Hélas. Malgré plusieurs tentatives, la Cga ne se tiendra pas. Et le Grand dialogue national (Gdn) sera convoqué par le président de la République. Pourtant, la guerre continue longtemps après sa tenue. Enlevé avec le Fon de Nso, le cardinal passera une nuit en captivité, au cours de laquelle il en saura davantage sur les sécessionnistes. Une nuit au cours de laquelle il dit avoir vu le côté humain des ravisseurs qui s’étaient également laissés emportés par cette guerre.
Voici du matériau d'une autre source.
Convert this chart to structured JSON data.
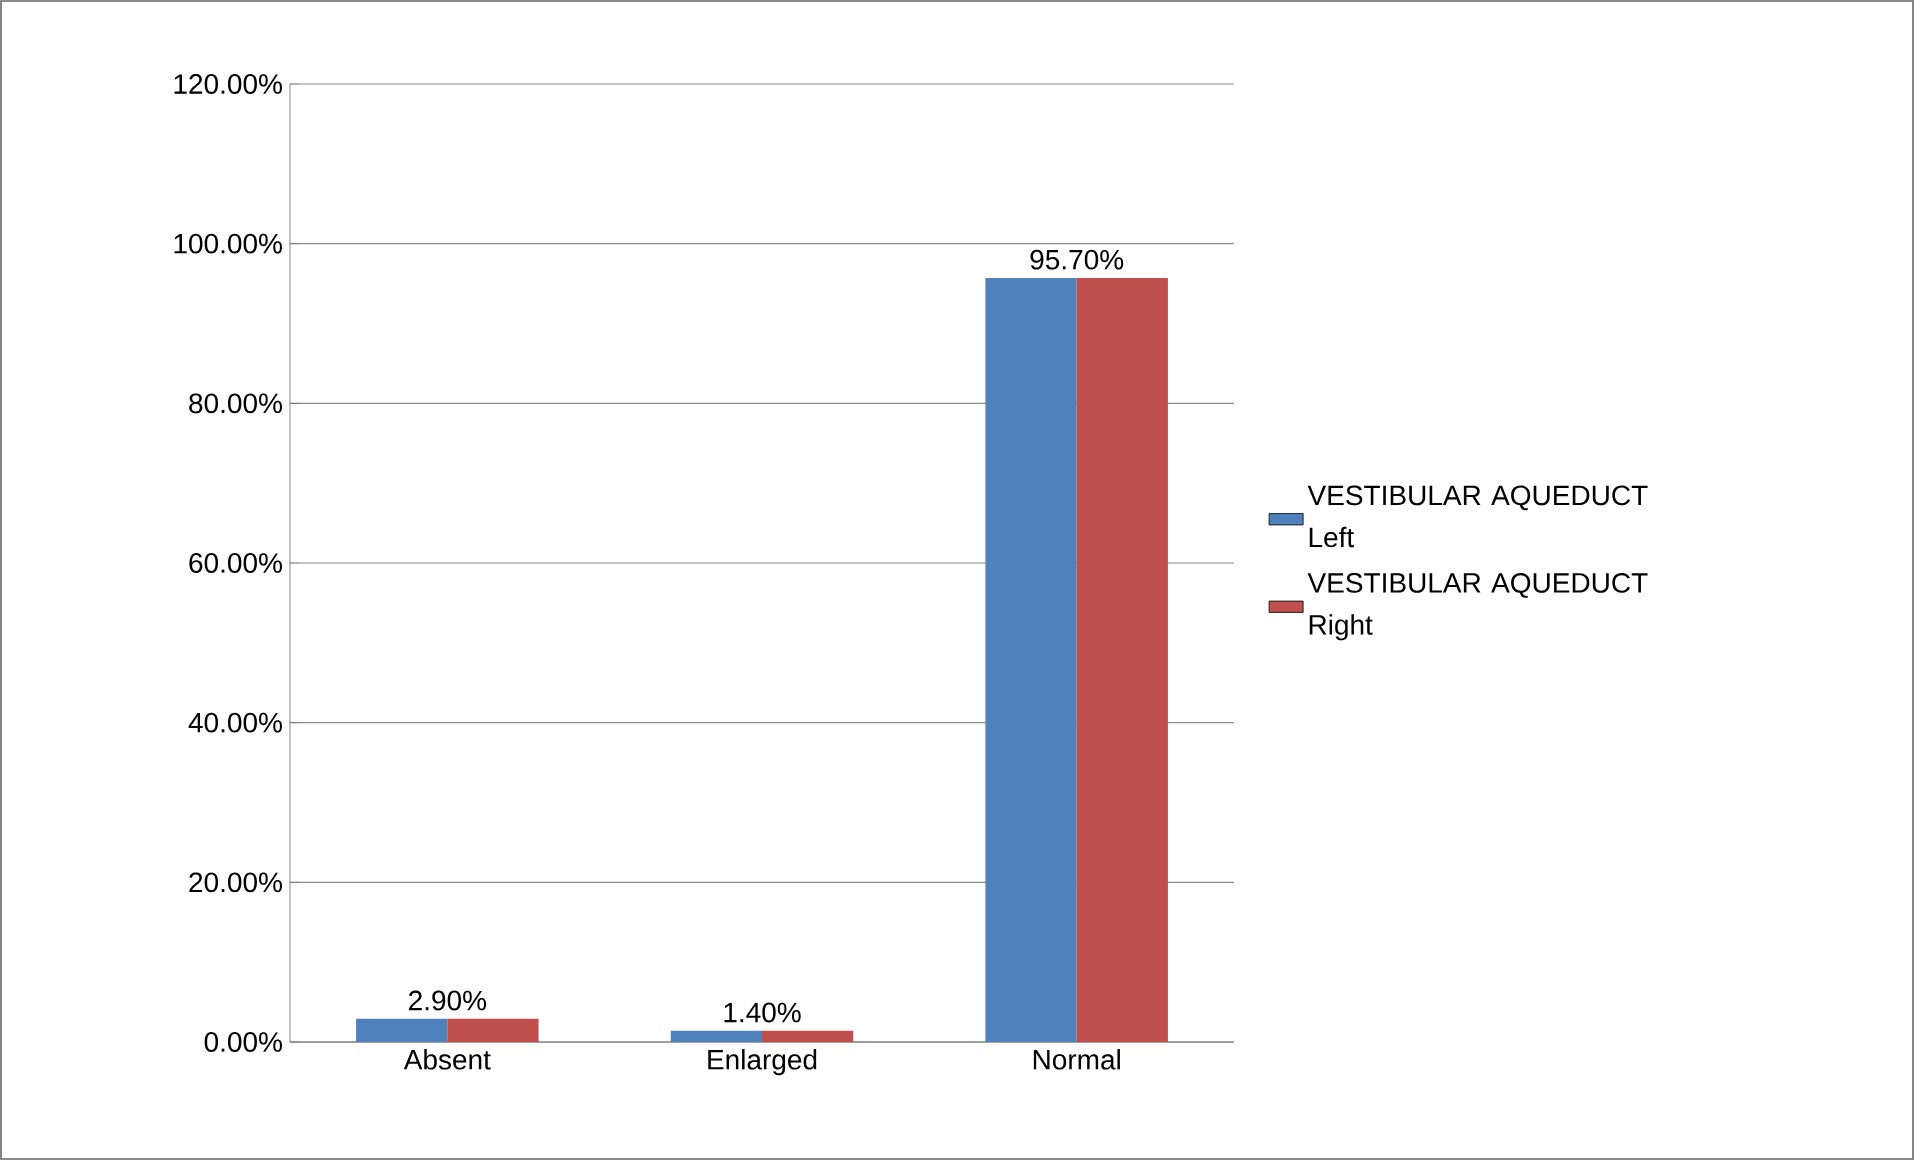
{
  "chart_data": {
    "type": "bar",
    "categories": [
      "Absent",
      "Enlarged",
      "Normal"
    ],
    "series": [
      {
        "name": "VESTIBULAR AQUEDUCT Left",
        "color": "#4f81bd",
        "values": [
          2.9,
          1.4,
          95.7
        ],
        "value_labels": [
          "2.90%",
          "1.40%",
          "95.70%"
        ]
      },
      {
        "name": "VESTIBULAR AQUEDUCT Right",
        "color": "#c0504d",
        "values": [
          2.9,
          1.4,
          95.7
        ]
      }
    ],
    "ylim": [
      0,
      120
    ],
    "yticks": [
      {
        "value": 0,
        "label": "0.00%"
      },
      {
        "value": 20,
        "label": "20.00%"
      },
      {
        "value": 40,
        "label": "40.00%"
      },
      {
        "value": 60,
        "label": "60.00%"
      },
      {
        "value": 80,
        "label": "80.00%"
      },
      {
        "value": 100,
        "label": "100.00%"
      },
      {
        "value": 120,
        "label": "120.00%"
      }
    ],
    "grid": "y",
    "legend": "right"
  }
}
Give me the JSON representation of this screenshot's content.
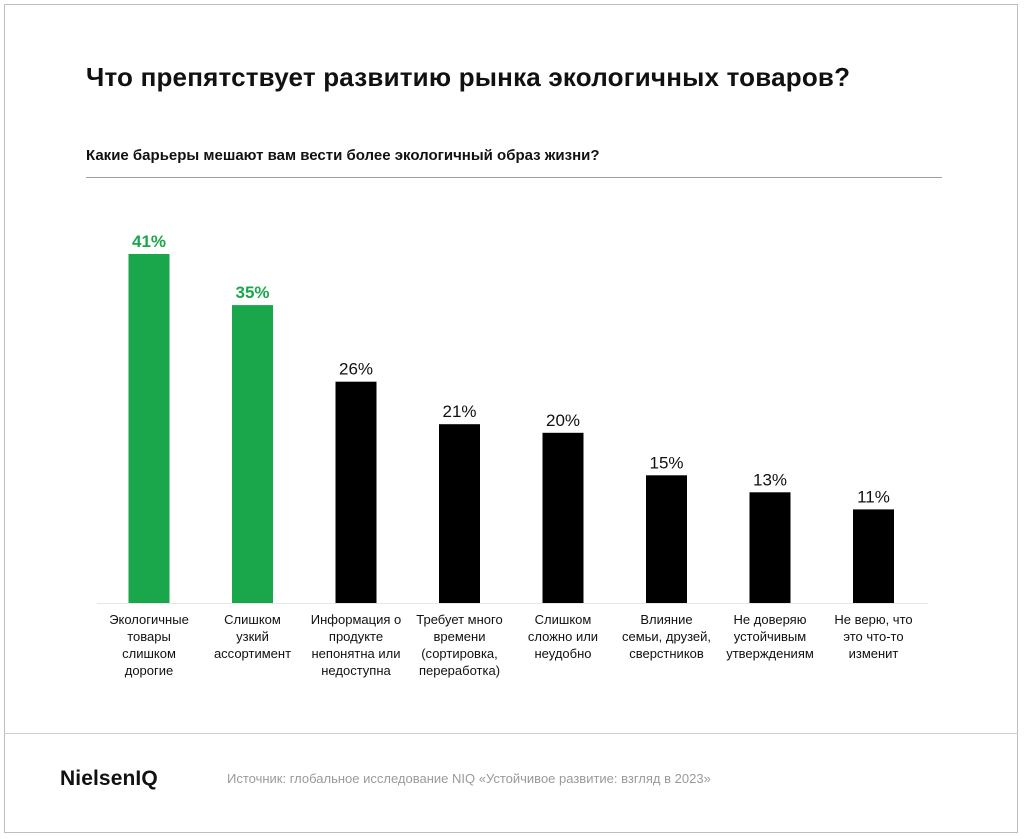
{
  "header": {
    "title": "Что препятствует развитию рынка экологичных товаров?",
    "subtitle": "Какие барьеры мешают вам вести более экологичный образ жизни?"
  },
  "footer": {
    "logo_text": "NielsenIQ",
    "source": "Источник: глобальное исследование NIQ «Устойчивое развитие: взгляд в 2023»"
  },
  "colors": {
    "highlight": "#1aa64a",
    "default": "#000000",
    "label_highlight": "#1aa64a",
    "label_default": "#111111"
  },
  "chart_data": {
    "type": "bar",
    "title": "Что препятствует развитию рынка экологичных товаров?",
    "subtitle": "Какие барьеры мешают вам вести более экологичный образ жизни?",
    "unit": "%",
    "ylim": [
      0,
      41
    ],
    "grid": false,
    "categories": [
      [
        "Экологичные",
        "товары",
        "слишком",
        "дорогие"
      ],
      [
        "Слишком",
        "узкий",
        "ассортимент"
      ],
      [
        "Информация о",
        "продукте",
        "непонятна или",
        "недоступна"
      ],
      [
        "Требует много",
        "времени",
        "(сортировка,",
        "переработка)"
      ],
      [
        "Слишком",
        "сложно или",
        "неудобно"
      ],
      [
        "Влияние",
        "семьи, друзей,",
        "сверстников"
      ],
      [
        "Не доверяю",
        "устойчивым",
        "утверждениям"
      ],
      [
        "Не верю, что",
        "это что-то",
        "изменит"
      ]
    ],
    "values": [
      41,
      35,
      26,
      21,
      20,
      15,
      13,
      11
    ],
    "value_labels": [
      "41%",
      "35%",
      "26%",
      "21%",
      "20%",
      "15%",
      "13%",
      "11%"
    ],
    "highlighted": [
      true,
      true,
      false,
      false,
      false,
      false,
      false,
      false
    ]
  }
}
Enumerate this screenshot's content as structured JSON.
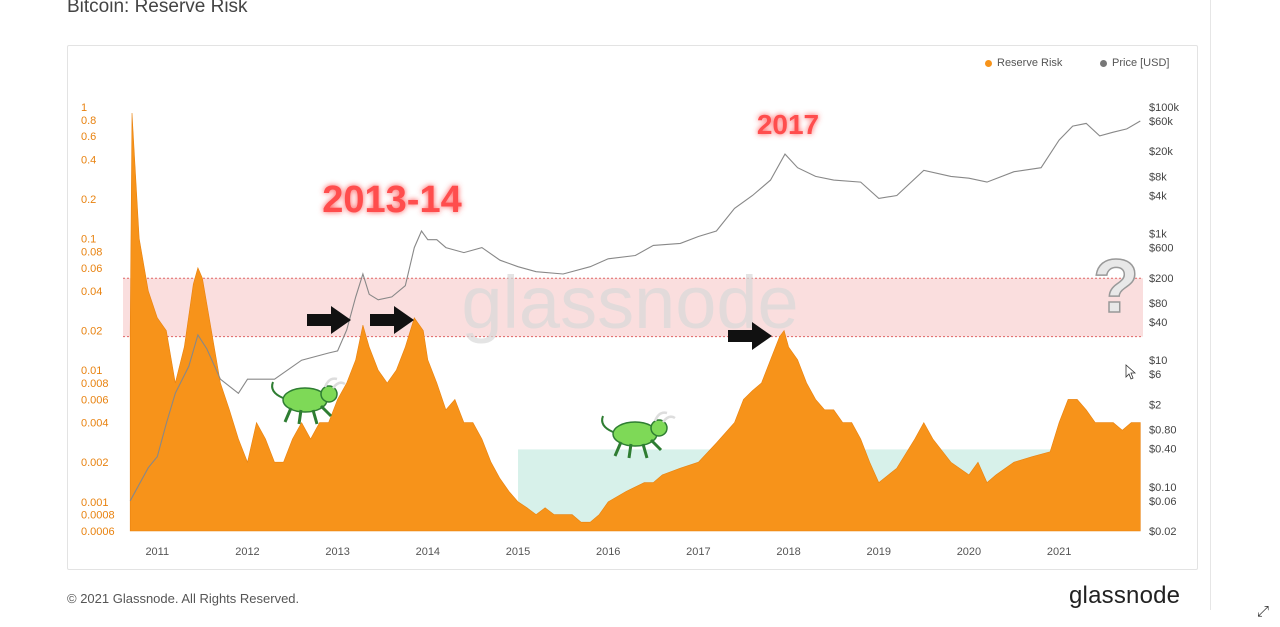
{
  "header": {
    "title": "Bitcoin: Reserve Risk"
  },
  "footer": {
    "copyright": "© 2021 Glassnode. All Rights Reserved.",
    "brand": "glassnode",
    "expand_icon": "expand-icon"
  },
  "colors": {
    "reserve_risk": "#F7931A",
    "price": "#888888",
    "red_band": "#F5B5B5",
    "green_band": "#BDE7DC"
  },
  "chart_data": {
    "type": "area",
    "title": "Bitcoin: Reserve Risk",
    "watermark": "glassnode",
    "legend": {
      "position": "top-right",
      "entries": [
        "Reserve Risk",
        "Price [USD]"
      ]
    },
    "x_ticks": [
      "2011",
      "2012",
      "2013",
      "2014",
      "2015",
      "2016",
      "2017",
      "2018",
      "2019",
      "2020",
      "2021"
    ],
    "y_left": {
      "scale": "log",
      "range": [
        0.0006,
        1
      ],
      "ticks": [
        "1",
        "0.8",
        "0.6",
        "0.4",
        "0.2",
        "0.1",
        "0.08",
        "0.06",
        "0.04",
        "0.02",
        "0.01",
        "0.008",
        "0.006",
        "0.004",
        "0.002",
        "0.001",
        "0.0008",
        "0.0006"
      ]
    },
    "y_right": {
      "scale": "log",
      "range": [
        0.02,
        100000
      ],
      "ticks": [
        "$100k",
        "$60k",
        "$20k",
        "$8k",
        "$4k",
        "$1k",
        "$600",
        "$200",
        "$80",
        "$40",
        "$10",
        "$6",
        "$2",
        "$0.80",
        "$0.40",
        "$0.10",
        "$0.06",
        "$0.02"
      ]
    },
    "bands": [
      {
        "name": "high risk zone",
        "from": 0.018,
        "to": 0.05
      },
      {
        "name": "low risk zone",
        "from": 0.0007,
        "to": 0.0025
      }
    ],
    "annotations": [
      "2013-14",
      "2017",
      "?"
    ],
    "series": [
      {
        "name": "Reserve Risk",
        "x": [
          2010.7,
          2010.72,
          2010.8,
          2010.9,
          2011.0,
          2011.1,
          2011.2,
          2011.3,
          2011.4,
          2011.45,
          2011.5,
          2011.6,
          2011.7,
          2011.8,
          2011.9,
          2012.0,
          2012.1,
          2012.2,
          2012.3,
          2012.4,
          2012.5,
          2012.6,
          2012.7,
          2012.8,
          2012.9,
          2013.0,
          2013.1,
          2013.2,
          2013.28,
          2013.35,
          2013.45,
          2013.55,
          2013.65,
          2013.75,
          2013.85,
          2013.95,
          2014.0,
          2014.1,
          2014.2,
          2014.3,
          2014.4,
          2014.5,
          2014.6,
          2014.7,
          2014.8,
          2014.9,
          2015.0,
          2015.1,
          2015.2,
          2015.3,
          2015.4,
          2015.5,
          2015.6,
          2015.7,
          2015.8,
          2015.9,
          2016.0,
          2016.2,
          2016.4,
          2016.5,
          2016.6,
          2016.8,
          2017.0,
          2017.2,
          2017.4,
          2017.5,
          2017.6,
          2017.7,
          2017.8,
          2017.9,
          2017.95,
          2018.0,
          2018.1,
          2018.2,
          2018.3,
          2018.4,
          2018.5,
          2018.6,
          2018.7,
          2018.8,
          2018.9,
          2019.0,
          2019.2,
          2019.4,
          2019.5,
          2019.6,
          2019.8,
          2020.0,
          2020.1,
          2020.2,
          2020.3,
          2020.5,
          2020.7,
          2020.9,
          2021.0,
          2021.1,
          2021.2,
          2021.3,
          2021.4,
          2021.5,
          2021.6,
          2021.7,
          2021.8,
          2021.9
        ],
        "values": [
          0.02,
          0.9,
          0.1,
          0.04,
          0.025,
          0.02,
          0.008,
          0.015,
          0.045,
          0.06,
          0.05,
          0.02,
          0.008,
          0.005,
          0.003,
          0.002,
          0.004,
          0.003,
          0.002,
          0.002,
          0.003,
          0.004,
          0.003,
          0.004,
          0.004,
          0.006,
          0.008,
          0.012,
          0.022,
          0.015,
          0.01,
          0.008,
          0.01,
          0.015,
          0.025,
          0.02,
          0.012,
          0.008,
          0.005,
          0.006,
          0.004,
          0.004,
          0.003,
          0.002,
          0.0015,
          0.0012,
          0.001,
          0.0009,
          0.0008,
          0.0009,
          0.0008,
          0.0008,
          0.0008,
          0.0007,
          0.0007,
          0.0008,
          0.001,
          0.0012,
          0.0014,
          0.0014,
          0.0016,
          0.0018,
          0.002,
          0.0028,
          0.004,
          0.006,
          0.007,
          0.008,
          0.012,
          0.018,
          0.02,
          0.015,
          0.012,
          0.008,
          0.006,
          0.005,
          0.005,
          0.004,
          0.004,
          0.003,
          0.002,
          0.0014,
          0.0018,
          0.003,
          0.004,
          0.003,
          0.002,
          0.0016,
          0.002,
          0.0014,
          0.0016,
          0.002,
          0.0022,
          0.0024,
          0.004,
          0.006,
          0.006,
          0.005,
          0.004,
          0.004,
          0.004,
          0.0035,
          0.004,
          0.004
        ]
      },
      {
        "name": "Price [USD]",
        "x": [
          2010.7,
          2010.9,
          2011.0,
          2011.1,
          2011.2,
          2011.35,
          2011.45,
          2011.55,
          2011.7,
          2011.9,
          2012.0,
          2012.3,
          2012.6,
          2012.9,
          2013.0,
          2013.1,
          2013.2,
          2013.28,
          2013.35,
          2013.45,
          2013.6,
          2013.75,
          2013.85,
          2013.93,
          2014.0,
          2014.1,
          2014.2,
          2014.4,
          2014.6,
          2014.8,
          2015.0,
          2015.2,
          2015.5,
          2015.8,
          2016.0,
          2016.3,
          2016.5,
          2016.8,
          2017.0,
          2017.2,
          2017.4,
          2017.6,
          2017.8,
          2017.96,
          2018.1,
          2018.3,
          2018.5,
          2018.8,
          2019.0,
          2019.2,
          2019.5,
          2019.8,
          2020.0,
          2020.2,
          2020.5,
          2020.8,
          2021.0,
          2021.15,
          2021.3,
          2021.45,
          2021.6,
          2021.75,
          2021.9
        ],
        "values": [
          0.06,
          0.2,
          0.3,
          1,
          3,
          8,
          25,
          15,
          5,
          3,
          5,
          5,
          10,
          13,
          14,
          30,
          100,
          230,
          110,
          90,
          100,
          150,
          600,
          1100,
          800,
          800,
          600,
          500,
          600,
          380,
          300,
          250,
          230,
          300,
          400,
          450,
          650,
          700,
          900,
          1100,
          2500,
          4000,
          7000,
          18000,
          11000,
          8000,
          7000,
          6500,
          3600,
          4000,
          10000,
          8000,
          7500,
          6500,
          9500,
          11000,
          30000,
          50000,
          55000,
          35000,
          40000,
          45000,
          60000
        ]
      }
    ]
  }
}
« Il me revient le souvenir d’un enfant rencontré à Kaikai, qui m’a dit qu’ils n’étaient plus sûrs de ce pour quoi ils se battaient, qu’il n’y avait plus d’objectif clair et précis pour leur lutte. Certains de ceux qui nous avaient retenus captifs avaient aussi affirmé qu’ils avaient perdu de vue le but de leur lutte », écrit-il dans ce livre enrichi par des images postées par ses ravisseurs sur les réseaux sociaux. Un livre de poche écrit dans un langage accessible à tous et qui se lit d’un trait.